第三章
“华康集团”是香港数一数二的大企业体,由炒地皮起家,三代经营下来,横跨食品、服饰、百货各界,成为一块响当当的招牌。
虽然掌令符的主事者其正统亲系的继承权不容置疑,但在“华康”之内,庞杂的亲系间种种权力斗争永不会有终止的一天。谁是挂名的主事者并不重要,有时候最精明厉害的人其手中握有的权力比主事者更多。然后再一次改朝换代,权力重新分配,并不是不可能的事。
三十年前,三房所生的钟重阳便是在一个契机中脱颖而出,成为继承者。“华康”第一代创始人钟埠,拥有五个妻妾,十个儿子,八个女儿。当然,女儿嫁出去就没了权力管娘家的事。而十个儿子则全数进入“华康”之中。同父异母的情况下,竞争如何能不惨烈?
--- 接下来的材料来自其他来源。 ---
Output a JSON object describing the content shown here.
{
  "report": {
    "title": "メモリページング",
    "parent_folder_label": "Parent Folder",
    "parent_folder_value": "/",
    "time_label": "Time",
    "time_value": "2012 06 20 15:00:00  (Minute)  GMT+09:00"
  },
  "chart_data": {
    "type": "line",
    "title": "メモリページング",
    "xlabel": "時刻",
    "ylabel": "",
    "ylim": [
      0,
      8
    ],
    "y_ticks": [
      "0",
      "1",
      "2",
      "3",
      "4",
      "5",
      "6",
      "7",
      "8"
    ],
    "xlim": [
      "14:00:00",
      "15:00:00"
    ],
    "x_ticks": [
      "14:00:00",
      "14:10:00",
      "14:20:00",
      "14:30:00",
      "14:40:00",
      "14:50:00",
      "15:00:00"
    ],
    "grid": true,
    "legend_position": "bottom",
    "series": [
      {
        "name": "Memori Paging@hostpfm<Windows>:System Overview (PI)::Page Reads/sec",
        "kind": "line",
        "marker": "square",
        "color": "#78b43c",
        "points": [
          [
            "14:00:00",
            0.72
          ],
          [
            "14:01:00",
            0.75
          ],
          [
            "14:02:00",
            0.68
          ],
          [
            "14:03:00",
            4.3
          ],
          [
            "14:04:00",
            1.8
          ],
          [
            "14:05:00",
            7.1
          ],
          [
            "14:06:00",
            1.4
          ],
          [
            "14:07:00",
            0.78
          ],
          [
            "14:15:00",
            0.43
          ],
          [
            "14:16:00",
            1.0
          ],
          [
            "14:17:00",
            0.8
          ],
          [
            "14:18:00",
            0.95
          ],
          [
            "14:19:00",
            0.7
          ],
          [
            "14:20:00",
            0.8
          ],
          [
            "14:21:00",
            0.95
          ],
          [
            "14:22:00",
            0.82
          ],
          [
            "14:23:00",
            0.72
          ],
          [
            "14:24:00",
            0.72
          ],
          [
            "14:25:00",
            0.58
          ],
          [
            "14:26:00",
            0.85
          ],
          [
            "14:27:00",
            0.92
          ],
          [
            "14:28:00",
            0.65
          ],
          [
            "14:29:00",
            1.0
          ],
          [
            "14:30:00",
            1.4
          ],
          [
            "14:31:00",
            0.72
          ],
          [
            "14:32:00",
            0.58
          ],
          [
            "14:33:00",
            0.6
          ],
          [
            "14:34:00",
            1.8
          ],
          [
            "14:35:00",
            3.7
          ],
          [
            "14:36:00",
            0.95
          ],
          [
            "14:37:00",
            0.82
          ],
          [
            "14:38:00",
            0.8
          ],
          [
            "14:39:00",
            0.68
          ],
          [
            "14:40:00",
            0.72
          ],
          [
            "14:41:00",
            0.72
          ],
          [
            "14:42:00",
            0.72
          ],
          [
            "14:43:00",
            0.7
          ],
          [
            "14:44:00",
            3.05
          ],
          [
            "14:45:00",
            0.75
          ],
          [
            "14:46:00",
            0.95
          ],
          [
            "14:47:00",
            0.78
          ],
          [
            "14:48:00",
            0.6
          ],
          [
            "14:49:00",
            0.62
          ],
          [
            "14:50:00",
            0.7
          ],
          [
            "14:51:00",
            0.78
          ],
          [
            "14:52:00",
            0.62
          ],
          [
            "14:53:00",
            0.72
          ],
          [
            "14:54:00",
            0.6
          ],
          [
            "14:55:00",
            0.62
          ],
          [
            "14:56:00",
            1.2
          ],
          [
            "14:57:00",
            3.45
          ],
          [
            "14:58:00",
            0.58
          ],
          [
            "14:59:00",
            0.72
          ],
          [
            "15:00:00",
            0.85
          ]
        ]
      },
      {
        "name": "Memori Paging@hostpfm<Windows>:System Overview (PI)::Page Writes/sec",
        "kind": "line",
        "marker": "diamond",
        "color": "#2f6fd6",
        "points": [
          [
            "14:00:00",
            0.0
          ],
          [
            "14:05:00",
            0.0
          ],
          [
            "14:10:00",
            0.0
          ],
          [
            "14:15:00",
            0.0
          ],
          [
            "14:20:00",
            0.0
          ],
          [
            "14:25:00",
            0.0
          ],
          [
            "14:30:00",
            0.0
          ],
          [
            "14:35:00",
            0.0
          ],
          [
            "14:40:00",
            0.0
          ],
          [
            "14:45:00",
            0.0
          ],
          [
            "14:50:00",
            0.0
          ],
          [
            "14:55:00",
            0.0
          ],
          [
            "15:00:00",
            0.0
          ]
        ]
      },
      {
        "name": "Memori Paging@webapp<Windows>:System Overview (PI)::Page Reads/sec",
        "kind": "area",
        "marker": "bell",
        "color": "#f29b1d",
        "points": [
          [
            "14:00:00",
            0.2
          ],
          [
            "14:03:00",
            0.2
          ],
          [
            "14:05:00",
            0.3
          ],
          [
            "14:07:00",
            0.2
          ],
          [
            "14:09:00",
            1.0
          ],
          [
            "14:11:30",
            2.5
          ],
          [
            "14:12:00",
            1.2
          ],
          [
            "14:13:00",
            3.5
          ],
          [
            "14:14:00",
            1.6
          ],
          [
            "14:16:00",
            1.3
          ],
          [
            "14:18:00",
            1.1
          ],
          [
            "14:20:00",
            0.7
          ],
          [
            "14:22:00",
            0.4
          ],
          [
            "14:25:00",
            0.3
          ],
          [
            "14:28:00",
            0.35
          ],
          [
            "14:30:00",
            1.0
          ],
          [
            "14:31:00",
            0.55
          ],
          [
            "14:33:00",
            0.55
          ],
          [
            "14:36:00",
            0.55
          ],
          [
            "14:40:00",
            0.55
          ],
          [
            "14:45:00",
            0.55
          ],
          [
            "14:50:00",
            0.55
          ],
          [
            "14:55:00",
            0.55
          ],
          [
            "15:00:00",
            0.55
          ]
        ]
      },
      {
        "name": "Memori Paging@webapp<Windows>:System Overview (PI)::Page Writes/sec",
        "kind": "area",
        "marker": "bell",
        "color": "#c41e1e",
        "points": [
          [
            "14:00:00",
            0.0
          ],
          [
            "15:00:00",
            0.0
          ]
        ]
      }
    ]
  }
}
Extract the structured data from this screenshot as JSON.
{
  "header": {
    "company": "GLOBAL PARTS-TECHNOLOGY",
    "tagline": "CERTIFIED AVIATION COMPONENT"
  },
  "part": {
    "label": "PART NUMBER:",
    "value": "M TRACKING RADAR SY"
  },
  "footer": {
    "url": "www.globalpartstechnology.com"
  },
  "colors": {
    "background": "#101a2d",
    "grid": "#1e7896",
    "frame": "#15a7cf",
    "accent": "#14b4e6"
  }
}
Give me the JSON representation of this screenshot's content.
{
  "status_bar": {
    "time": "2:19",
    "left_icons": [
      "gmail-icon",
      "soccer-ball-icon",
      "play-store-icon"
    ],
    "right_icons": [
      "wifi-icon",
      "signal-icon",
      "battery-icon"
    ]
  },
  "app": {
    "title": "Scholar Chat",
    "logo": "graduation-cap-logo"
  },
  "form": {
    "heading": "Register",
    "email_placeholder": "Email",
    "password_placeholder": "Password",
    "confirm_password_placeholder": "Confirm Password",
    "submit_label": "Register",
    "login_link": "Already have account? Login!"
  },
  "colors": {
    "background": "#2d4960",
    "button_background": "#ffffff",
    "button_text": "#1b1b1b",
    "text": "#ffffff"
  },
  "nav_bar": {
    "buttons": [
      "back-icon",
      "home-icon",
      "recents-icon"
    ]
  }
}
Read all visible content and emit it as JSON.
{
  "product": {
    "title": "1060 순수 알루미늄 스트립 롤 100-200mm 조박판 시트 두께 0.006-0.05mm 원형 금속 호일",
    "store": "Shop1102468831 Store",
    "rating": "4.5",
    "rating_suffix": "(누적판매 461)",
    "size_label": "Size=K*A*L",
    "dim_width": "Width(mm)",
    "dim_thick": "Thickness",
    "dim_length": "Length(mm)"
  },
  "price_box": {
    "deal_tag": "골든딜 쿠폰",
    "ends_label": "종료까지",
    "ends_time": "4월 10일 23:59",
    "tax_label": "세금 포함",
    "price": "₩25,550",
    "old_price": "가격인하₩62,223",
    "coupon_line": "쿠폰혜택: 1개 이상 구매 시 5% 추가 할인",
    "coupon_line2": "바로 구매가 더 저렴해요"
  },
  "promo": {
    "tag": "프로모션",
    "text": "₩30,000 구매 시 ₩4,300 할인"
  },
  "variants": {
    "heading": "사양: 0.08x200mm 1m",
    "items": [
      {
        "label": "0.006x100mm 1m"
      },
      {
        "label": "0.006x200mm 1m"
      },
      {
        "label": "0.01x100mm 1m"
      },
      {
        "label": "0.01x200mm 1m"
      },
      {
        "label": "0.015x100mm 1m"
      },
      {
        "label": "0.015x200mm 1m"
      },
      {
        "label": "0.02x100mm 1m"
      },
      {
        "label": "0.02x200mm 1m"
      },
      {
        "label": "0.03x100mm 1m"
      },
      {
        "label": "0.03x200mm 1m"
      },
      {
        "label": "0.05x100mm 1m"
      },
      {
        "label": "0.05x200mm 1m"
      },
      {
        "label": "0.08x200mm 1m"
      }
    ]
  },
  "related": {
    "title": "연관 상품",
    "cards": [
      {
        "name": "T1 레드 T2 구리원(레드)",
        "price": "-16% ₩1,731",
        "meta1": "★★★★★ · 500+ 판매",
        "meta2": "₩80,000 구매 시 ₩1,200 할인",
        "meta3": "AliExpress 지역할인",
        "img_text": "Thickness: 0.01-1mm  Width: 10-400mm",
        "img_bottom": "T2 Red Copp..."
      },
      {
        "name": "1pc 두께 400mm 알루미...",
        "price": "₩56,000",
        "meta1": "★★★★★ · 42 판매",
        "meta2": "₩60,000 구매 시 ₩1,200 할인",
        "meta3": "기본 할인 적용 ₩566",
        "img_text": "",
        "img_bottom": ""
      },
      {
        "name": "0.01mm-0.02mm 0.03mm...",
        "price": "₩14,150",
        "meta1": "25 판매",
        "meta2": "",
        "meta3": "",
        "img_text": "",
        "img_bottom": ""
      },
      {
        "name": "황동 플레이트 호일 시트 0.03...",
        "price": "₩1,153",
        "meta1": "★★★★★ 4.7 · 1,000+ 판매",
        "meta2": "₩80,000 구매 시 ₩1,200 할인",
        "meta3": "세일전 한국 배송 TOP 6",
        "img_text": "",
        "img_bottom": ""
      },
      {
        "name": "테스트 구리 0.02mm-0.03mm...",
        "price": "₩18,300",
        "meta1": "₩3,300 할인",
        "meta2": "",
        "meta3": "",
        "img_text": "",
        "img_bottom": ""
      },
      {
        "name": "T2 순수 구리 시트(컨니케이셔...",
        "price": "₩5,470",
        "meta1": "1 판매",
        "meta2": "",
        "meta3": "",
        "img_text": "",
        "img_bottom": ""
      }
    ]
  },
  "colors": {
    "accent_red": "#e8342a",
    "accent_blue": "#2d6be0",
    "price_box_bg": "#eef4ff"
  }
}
钟重阳的年轻岁月全在争权夺势中度过,年届四十时,才娶进一名美丽温柔的女子充场面。他对女色并不着迷,可能父亲的烂情造成众多兄弟争产的事件令他厌恶,所以他并不打算让自己的下一代有争财的事件;而他也不想生太多个,所以他选择在完美品质控制下生一、两个孩子。一个经营鬼才如他,再一个美丽而才气横溢的女人调配下,他钟重阳的儿子再不济也该是天之骄子,人间龙凤。
失算了!确实是失算了!他强势的基因竟没有在独生子体内发生效用。反而让他百分之百的像他那个没用的妻子,不管他二十六年来如何训练,悲惨的结果都一再回应他——钟重阳的独生子是个扶不起的阿斗。
幸好他为人一向谨慎与具有远见,在二十年前收养了钟适。这个出身于远堂亲的孤儿,反而具有凌驾“华康”体系内所有人的才华,自他十八岁起就不容小觑。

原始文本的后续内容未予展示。